Participants experimented at six simple stations, the same stations families would see at a public Infant-Toddler Play Day:

  • Conversation Station — Picture cards and babyfaces books prompted talk about emotions, pointing, labeling, and turn taking. Skills: attention, working memory, self-control, emotional literacy.
  • Song Station — Nursery rhymes like Wheels on the Bus and Twinkle, Twinkle invited call and response and imitation—great for modeling serve and return timing. Skills: language, memory, rhythm.
  • Pretend Play — Dolls, bottles, scarves, and pretend food supported caregiving scripts and shared stories. Skills: social understanding, problem solving, creativity.
  • Hide & Seek — Stacking boxes, Bluey & Bingo puppets, and a soft “What’s Inside?” cube turned peek‑a‑boo into practice for working memory and anticipation. Skills: memory, regulation, coping with surprise.
  • Sensory — Bins with varied textures, colors, shapes, and sounds, with prompts like “find something soft” or “something that rattles.” Skills: sensory exploration, fine motor, inclusive play.
  • Creativity — A paper roll, crayons, and magnetic/foam blocks—with explicit permission to color outside the lines.
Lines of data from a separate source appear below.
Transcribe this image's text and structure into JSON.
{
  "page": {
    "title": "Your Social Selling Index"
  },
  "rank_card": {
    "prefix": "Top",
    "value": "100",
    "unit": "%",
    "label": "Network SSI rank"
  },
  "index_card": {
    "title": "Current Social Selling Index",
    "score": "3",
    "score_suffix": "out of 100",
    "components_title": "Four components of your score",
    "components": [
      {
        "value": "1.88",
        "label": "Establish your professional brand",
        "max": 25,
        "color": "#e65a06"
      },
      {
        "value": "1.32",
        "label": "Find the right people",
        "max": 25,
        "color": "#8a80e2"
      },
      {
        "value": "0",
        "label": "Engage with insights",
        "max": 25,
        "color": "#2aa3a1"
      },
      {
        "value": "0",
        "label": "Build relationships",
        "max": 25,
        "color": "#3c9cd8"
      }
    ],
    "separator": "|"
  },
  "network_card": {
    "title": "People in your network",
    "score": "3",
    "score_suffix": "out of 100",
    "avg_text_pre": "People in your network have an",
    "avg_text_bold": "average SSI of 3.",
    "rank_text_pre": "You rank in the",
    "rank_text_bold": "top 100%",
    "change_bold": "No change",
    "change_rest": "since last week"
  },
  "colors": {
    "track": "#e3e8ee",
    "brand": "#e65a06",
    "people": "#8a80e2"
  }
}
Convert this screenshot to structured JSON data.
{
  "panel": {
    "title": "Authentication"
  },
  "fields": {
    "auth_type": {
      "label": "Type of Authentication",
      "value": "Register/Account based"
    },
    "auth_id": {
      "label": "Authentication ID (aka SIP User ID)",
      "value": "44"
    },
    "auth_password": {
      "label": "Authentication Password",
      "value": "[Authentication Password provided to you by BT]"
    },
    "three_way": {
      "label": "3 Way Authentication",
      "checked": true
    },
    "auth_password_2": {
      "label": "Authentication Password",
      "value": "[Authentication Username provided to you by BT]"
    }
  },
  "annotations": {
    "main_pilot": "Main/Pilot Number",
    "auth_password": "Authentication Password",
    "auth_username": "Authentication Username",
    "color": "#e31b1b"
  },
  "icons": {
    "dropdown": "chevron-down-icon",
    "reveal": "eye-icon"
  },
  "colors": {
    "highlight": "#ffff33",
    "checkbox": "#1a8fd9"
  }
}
Skills: originality, planning, playful persistence.

Each station includes signage—clear, plain language panels that explain the why behind each activity and model the five steps of serve and return (share focus; support and encourage; name it; take turns; practice endings/beginnings).

“Parents want to learn more—if the sign is there, they’re going to read it,” Laurenza noted. “They want to know just how impactful what they’re doing is.”

For Stephanie David, who helps lead Healthi Kids’ early childhood work across the Finger Lakes, the Infant-Toddler Play Days are joyful, and strategic.

“Relationships—those nurturing back and forth exchanges—are the center of everything,” she told the group. “When kids feel safe, they can explore, and that’s how learning takes off.”

Healthi Kids didn’t create a new service but is meeting parents and providers where they are with portable kits, loaners, and ready to use signage. There’s also an option to co-host or simply share the materials list so partners can build their own. The idea itself, David emphasized, “came directly from our parent and resident leaders” who named a gap for the youngest children and asked for free ways to play with caregivers.

“All important learning throughout early childhood takes place through the context of play,” said David, underscoring that responsive, reliable adults are a powerful protective factor when families face stress. That connection to infant and early childhood mental health—the social and emotional well-being of children from birth to age five—is intentional.

The message resonated with Michelle Zimmer, who serves as an optimal health coordinator in three Newark School District schools. “I run a lot of play-based therapy groups and infant-toddler book clubs,” she said. “I really enjoyed the presentation—the part about infant mental health really resonated with me.”

Because the kits are modular and portable, Healthi Kids can host, loan, or help you build a set—then support you to integrate the stations into toddler times, family nights, outreach tables, and outdoor pop‑ups already on your calendar. “We can partner in whatever way works—bring the kit, leave a kit, or just share the resource list so you can put one together,” David said.

For professionals ready to go deeper, scholarship supported infant–early childhood mental health core trainings are offered in June and September in partnership with the New York State Association for Infant Mental Health and allied providers.